I feel tears come to my eyes as I remember the harsh words I said to him today. Would I want my son’s wife to say those things to him? No, of course not. She wouldn’t want her son treated this way, either.

I quietly lean down to kiss his cheek as he sleeps. Twice.

“That one was for your Mama. And this one is for me,” I whisper.

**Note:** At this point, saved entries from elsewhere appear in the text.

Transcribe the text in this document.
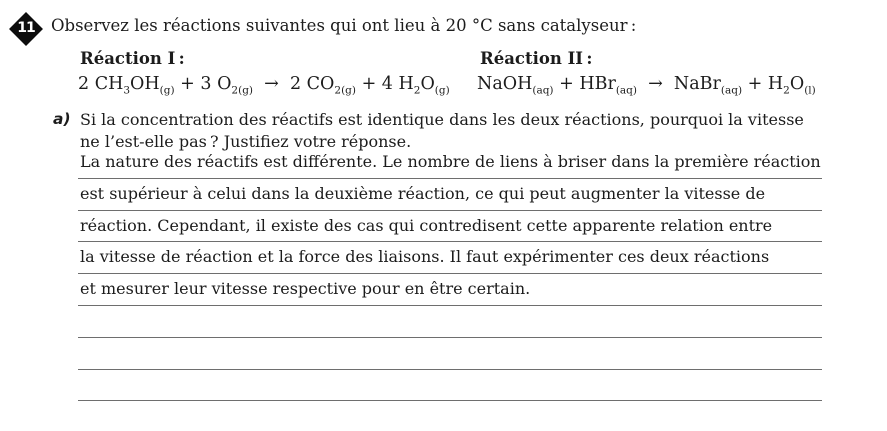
11 Observez les réactions suivantes qui ont lieu à 20 °C sans catalyseur :
Réaction I :	Réaction II :
2 $CH_3OH_{(g)} + 3$ $O_{2(g)} \to 2$ $CO_{2(g)} + 4$ $H_2O_{(g)}$ NaOH$_{(aq)}$ + HBr$_{(aq)}$  →  NaBr$_{(aq)}$ + $H_2O_{(l)}$
a) Si la concentration des réactifs est identique dans les deux réactions, pourquoi la vitesse
ne l’est-elle pas ? Justifiez votre réponse.
La nature des réactifs est différente. Le nombre de liens à briser dans la première réaction
est supérieur à celui dans la deuxième réaction, ce qui peut augmenter la vitesse de
réaction. Cependant, il existe des cas qui contredisent cette apparente relation entre
la vitesse de réaction et la force des liaisons. Il faut expérimenter ces deux réactions
et mesurer leur vitesse respective pour en être certain.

*Isaiah 66:13, The Holy Bible, NIV

Monday, December 1, 2008

National Novel Writing Month is Over

I finished the goal of writing 50,000 words for National Novel Writing Month and now the real work begins! Actually, writing 50,000 words in 30 days WAS real work--especially that last two days--it was Thanksgiving weekend after all, and there were many more things I wanted to do....BUT I made myself finish it on Saturday because even though I'd been under this deadline for a month, all of a sudden it felt unbearable...just HAD to get it done and off my shoulders. Once that 50,000 was verified and I was declared a "winner", I could breath again. Funny, eh?

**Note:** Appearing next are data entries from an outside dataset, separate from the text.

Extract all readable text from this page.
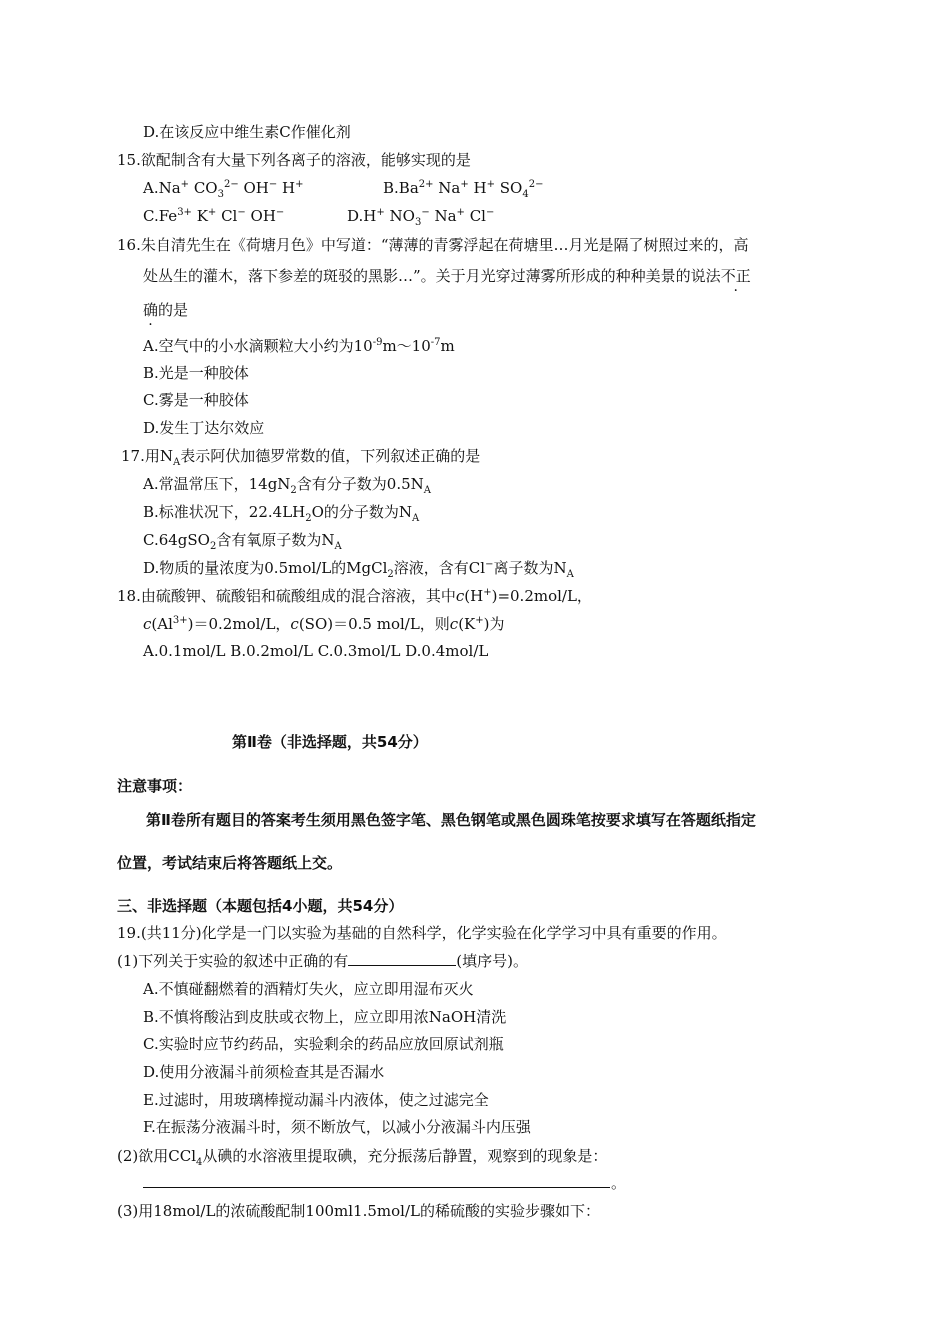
D.在该反应中维生素C作催化剂
15.欲配制含有大量下列各离子的溶液，能够实现的是
A.Na+ $CO_3^{2-}$ OH− H+	$B.Ba^{2+}$ Na+ H+ $SO_4^{2-}$
$C.Fe^{3+}$ K+ Cl− OH−	D.H+ $NO_3^-$ Na+ Cl−
16.朱自清先生在《荷塘月色》中写道：“薄薄的青雾浮起在荷塘里…月光是隔了树照过来的，高
处丛生的灌木，落下参差的斑驳的黑影…”。关于月光穿过薄雾所形成的种种美景的说法不正
确的是
A.空气中的小水滴颗粒大小约为$10^{-9}m\sim 10^{-7}m$
B.光是一种胶体
C.雾是一种胶体
D.发生丁达尔效应
17.用$N_A$表示阿伏加德罗常数的值，下列叙述正确的是
A.常温常压下，$14gN_2$含有分子数为$0.5N_A$
B.标准状况下，$22.4LH_2O$的分子数为$N_A$
C.64gSO$_2$含有氧原子数为$N_A$
D.物质的量浓度为0.5mol/L的MgCl$_2$溶液，含有Cl−离子数为$N_A$
18.由硫酸钾、硫酸铝和硫酸组成的混合溶液，其中c(H+)=0.2mol/L，
$c(Al^{3+})=0.2mol/L$，c(SO)＝0.5 mol/L，则c(K+)为
A.0.1mol/L B.0.2mol/L C.0.3mol/L D.0.4mol/L
第Ⅱ卷（非选择题，共54分）
注意事项：
第Ⅱ卷所有题目的答案考生须用黑色签字笔、黑色钢笔或黑色圆珠笔按要求填写在答题纸指定
位置，考试结束后将答题纸上交。
三、非选择题（本题包括4小题，共54分）
19.(共11分)化学是一门以实验为基础的自然科学，化学实验在化学学习中具有重要的作用。
(1)下列关于实验的叙述中正确的有	(填序号)。
A.不慎碰翻燃着的酒精灯失火，应立即用湿布灭火
B.不慎将酸沾到皮肤或衣物上，应立即用浓NaOH清洗
C.实验时应节约药品，实验剩余的药品应放回原试剂瓶
D.使用分液漏斗前须检查其是否漏水
E.过滤时，用玻璃棒搅动漏斗内液体，使之过滤完全
F.在振荡分液漏斗时，须不断放气，以减小分液漏斗内压强
(2)欲用CCl$_4$从碘的水溶液里提取碘，充分振荡后静置，观察到的现象是：
。
(3)用18mol/L的浓硫酸配制100ml1.5mol/L的稀硫酸的实验步骤如下：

This story has always felt like something I was "meant" to do. But it's not your ordinary Amish book. I pray it's honest, and human, and kind, and hope-filled all at the same time. It's a story that's based on ex-Amish experiences, and some of those experiences are not so happy, but if I wrote an all happy Amish book, it wouldn't reflect real life. None of us are immune from life's mistakes, pains, fears, sins, troubles, and injustices. Neither are the Amish, but I hope this story, which is unique to a group of Amish from my part of the world, can bring some insight into the secret and often misunderstood practices of the most strict Amish sects. That's why I wrote it--to be honest and to reflect the real hearts of real people--with their foibles and human failings and courage.

There's more work to do, and the novel isn't finished, but I'm glad I challenged myself to start it and get more than half of the book written. It was a challenge I honestly didn't think I could meet, but I did and I'm happy!

Will I do NaNoWriMo again next year? Who knows, but I'm hoping I'll be too busy editing and preparing this book for publication by never know what the Lord has in mind when you let Him decide your future!